В первый раз я в таких торжествах участвовал 40 лет назад, когда мы с Гришей Поляком, Вайлем и Довлатовым выпустили альманах "Часть речи" в честь поэта. Мы с Петей всю ночь верстали эту толстую книгу у меня дома, пока Довлатов за нами присматривал и развлекал. 40 лет не обычная юбилейная дата, но и Бродский не обычный поэт. Уже тогда он был бесспорным кумиром. С тех пор слава его росла, а после смерти, как это водится у русских читателей, только приумножилась.
Бродский давно стал объектом пристального изучения, трактовки его произведений превратились в отдельную отрасль гуманитарного знания, опубликована великолепная биография поэта работы Льва Лосева, вышли прекрасные мемуарные книги о нем, в частности, воспоминания четы Профферов – и Эллендеи, и Карла. Среди этой многотомной "бродскианы" совершенно особое место занимает книга "Диалоги с Иосифом Бродским" Волкова.
Сегодня мы с ее автором подробно обсудим одну тему: Бродский как собеседник. Об этом говорить интересно и необходимо еще и потому, что остается все меньше свидетелей, которые могут вспомнить говорящего Бродского. А это, надо сказать, было сильным зрелищем и немалым испытанием – это относится и к его публичным выступлениям, которые я ни разу не пропустил. Каждое из таких чтений было диалогом, который поэт вел с зрительным залом. Бродский в него вслушивался с гораздо большим вниманием, чем выдавал его взгляд поверх голов. Читая, Бродский сочувствовал аудитории, но не помогал ей. Скорее наоборот. Нащупав взаимопонимание ("вам нравится энергичное с коротким размером"), немедленно переходил к длинному и сложному, вроде "Мухи" или "Моллюска". В этом не было садизма, он испытывал не терпение слушателей, а себя.
– Ухитрившись выбрать нечто привлекающее других, – написал он однажды, – ты выдаешь тем самым вульгарность выбора.
Сопротивление среды, тем большее, что ее составляли восторженные поклонники, подтверждало нехоженность его путей.
Но и в частную беседу, особенно если она требовала долгого монолога, Бродский привносил такое напряжение, что его собеседника (меня уж точно) бросало в пот. Дефицит инерции – отсутствие само собой разумеющегося – мешал собеседнику поддакивать, тем паче спорить даже тогда, когда Бродский говорил что-нибудь диковинное. Свойственная и поэзии Бродского бескомпромиссность в разговоре отзывалась непредсказуемым разворотом мысли. Часто Бродский обгонял собеседника на целый круг, и тогда он включал улыбку, сопровождаемую теми вопросительными "да?", которыми пересыпаны все его интервью. Он просил не согласиться, а понять. Улыбка, в которой участвовали скорее глаза, чем губы, походила на ждущую точку в разговоре, полувынужденную паузу, позволяющую его догнать. Не унижая собеседника, улыбка деликатно замедляла разговор. Так тормозят на желтый свет. Но легче от этого не становилось, хотя именно поэтому я больше всего дорожу воспоминаниями о таких разговорах.

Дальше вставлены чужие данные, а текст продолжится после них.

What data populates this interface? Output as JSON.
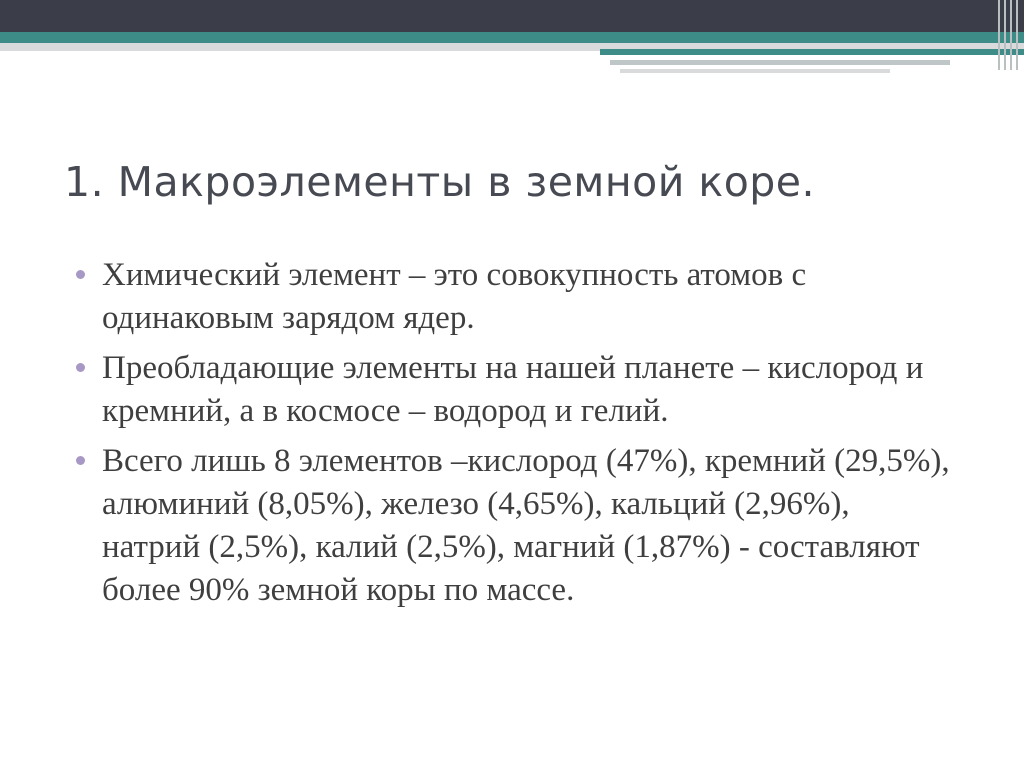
{
  "slide": {
    "title": "1. Макроэлементы в земной коре.",
    "bullets": [
      "Химический элемент – это совокупность атомов с одинаковым зарядом ядер.",
      "Преобладающие элементы на нашей планете – кислород и кремний, а в космосе – водород и гелий.",
      "Всего лишь 8 элементов –кислород (47%), кремний (29,5%), алюминий (8,05%), железо (4,65%), кальций (2,96%), натрий (2,5%), калий (2,5%), магний (1,87%) - составляют более 90% земной коры по массе."
    ]
  },
  "colors": {
    "banner_dark": "#3b3e48",
    "banner_teal": "#3e8c88",
    "title_text": "#474a52",
    "body_text": "#3f3f3f",
    "bullet_marker": "#a898c5"
  }
}
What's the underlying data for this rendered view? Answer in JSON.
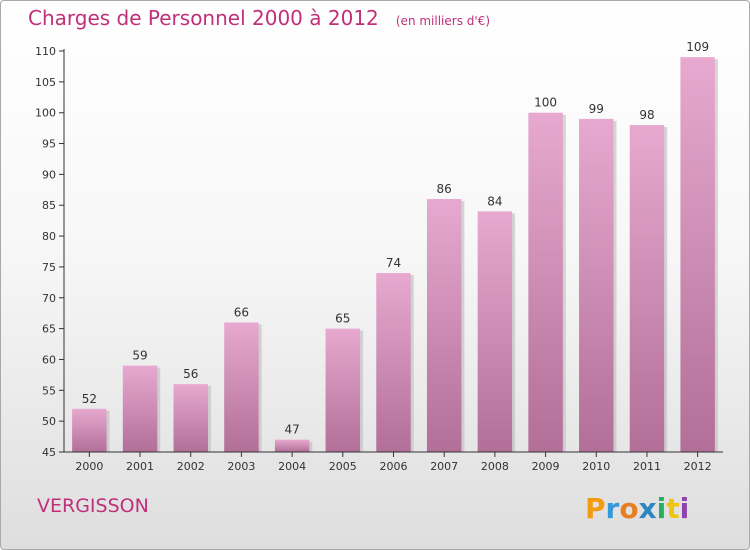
{
  "header": {
    "title": "Charges de Personnel 2000 à 2012",
    "unit": "(en milliers d'€)"
  },
  "footer": {
    "commune": "VERGISSON",
    "brand": "Proxiti"
  },
  "colors": {
    "accent": "#c0307a",
    "bar_light": "#e7a9cf",
    "bar_dark": "#b26f98",
    "axis": "#333333"
  },
  "chart_data": {
    "type": "bar",
    "categories": [
      "2000",
      "2001",
      "2002",
      "2003",
      "2004",
      "2005",
      "2006",
      "2007",
      "2008",
      "2009",
      "2010",
      "2011",
      "2012"
    ],
    "values": [
      52,
      59,
      56,
      66,
      47,
      65,
      74,
      86,
      84,
      100,
      99,
      98,
      109
    ],
    "ylim": [
      45,
      110
    ],
    "yticks": [
      45,
      50,
      55,
      60,
      65,
      70,
      75,
      80,
      85,
      90,
      95,
      100,
      105,
      110
    ],
    "grid": false,
    "legend": "none"
  }
}
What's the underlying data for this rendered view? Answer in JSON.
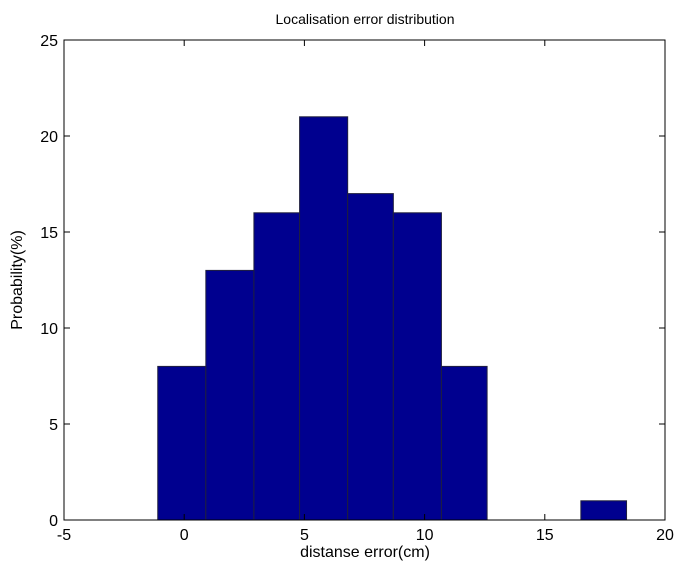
{
  "chart_data": {
    "type": "bar",
    "title": "Localisation error distribution",
    "xlabel": "distanse error(cm)",
    "ylabel": "Probability(%)",
    "xlim": [
      -5,
      20
    ],
    "ylim": [
      0,
      25
    ],
    "xticks": [
      -5,
      0,
      5,
      10,
      15,
      20
    ],
    "yticks": [
      0,
      5,
      10,
      15,
      20,
      25
    ],
    "grid": false,
    "legend": "none",
    "bar_color": "#00008f",
    "bar_edge_color": "#1f1f3f",
    "bins": [
      {
        "x0": -1.1,
        "x1": 0.9,
        "value": 8
      },
      {
        "x0": 0.9,
        "x1": 2.9,
        "value": 13
      },
      {
        "x0": 2.9,
        "x1": 4.8,
        "value": 16
      },
      {
        "x0": 4.8,
        "x1": 6.8,
        "value": 21
      },
      {
        "x0": 6.8,
        "x1": 8.7,
        "value": 17
      },
      {
        "x0": 8.7,
        "x1": 10.7,
        "value": 16
      },
      {
        "x0": 10.7,
        "x1": 12.6,
        "value": 8
      },
      {
        "x0": 12.6,
        "x1": 14.5,
        "value": 0
      },
      {
        "x0": 14.5,
        "x1": 16.5,
        "value": 0
      },
      {
        "x0": 16.5,
        "x1": 18.4,
        "value": 1
      }
    ]
  }
}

Ну а теперь, Соломон, когда я выложил, что помню, возьмемся за вас. Как и когда возник замысел книги разговоров с Бродским?
Соломон Волков: Все дело началось осенью 1978 года, когда были объявлены лекции Иосифа в Колумбийском университете в Нью-Йорке. Я должен сказать, что формально мы с Иосифом познакомились еще в 1972 году. Он пришел в концерт в Малом зале Филармонии ленинградской, в концерт Андрея Волконского, знаменитого клавесиниста, там меня общий наш приятель-музыкант Иосифу представил. Он же буквально через дней 10 или около того улетал в Америку. Он пришел, чтобы показаться ленинградской интеллигенции – это ясно, он пришел именно из-за этого, может быть, отвлечься. Там меня ему представили. Я, конечно, понимал, что эту встречу он совершенно не запомнил, ему было абсолютно не до того. Поэтому мы в Нью-Йорке познакомились заново. Я даже ему никогда не напоминал об этой встрече в концерте Волконского. Я просто пришел, попросил его разрешения и стал приходить на его лекции для американских студентов в Колумбийском университете, где он им рассказывал об Одене, Фросте, Цветаевой, Ахматовой и Мандельштаме.
Александр Генис: Это и есть та пятерка, которую он всегда любил больше всех остальных.
Соломон Волков: У меня, кстати, где-то лежит среди моих завалов записанная его лекция о Мандельштаме, которую он никогда нигде не публиковал, даже не расшифровывал, по-моему.
Александр Генис: Надо обязательно это сделать.
Соломон Волков: Меня эти лекции поразили. Я часто сталкивался с тем, что люди говорят: о, был такой потрясающий лектор, на всю жизнь запомнилось. В консерватории, где я учился, таких лекторов не было. Самое сильное впечатление в жизни на меня произвели именно лекции Иосифа по-английски. Он входил как тореадор: голова вперед, тушит сигарету, обыкновенно запаздывал и начинал психическую атаку, как в фильме "Чапаев", на студентов. Брал их за шкирку, заставлял принимать участие, обрушивал на них свой скепсис, свои предложения, свои идеи – это был настоящий ураган.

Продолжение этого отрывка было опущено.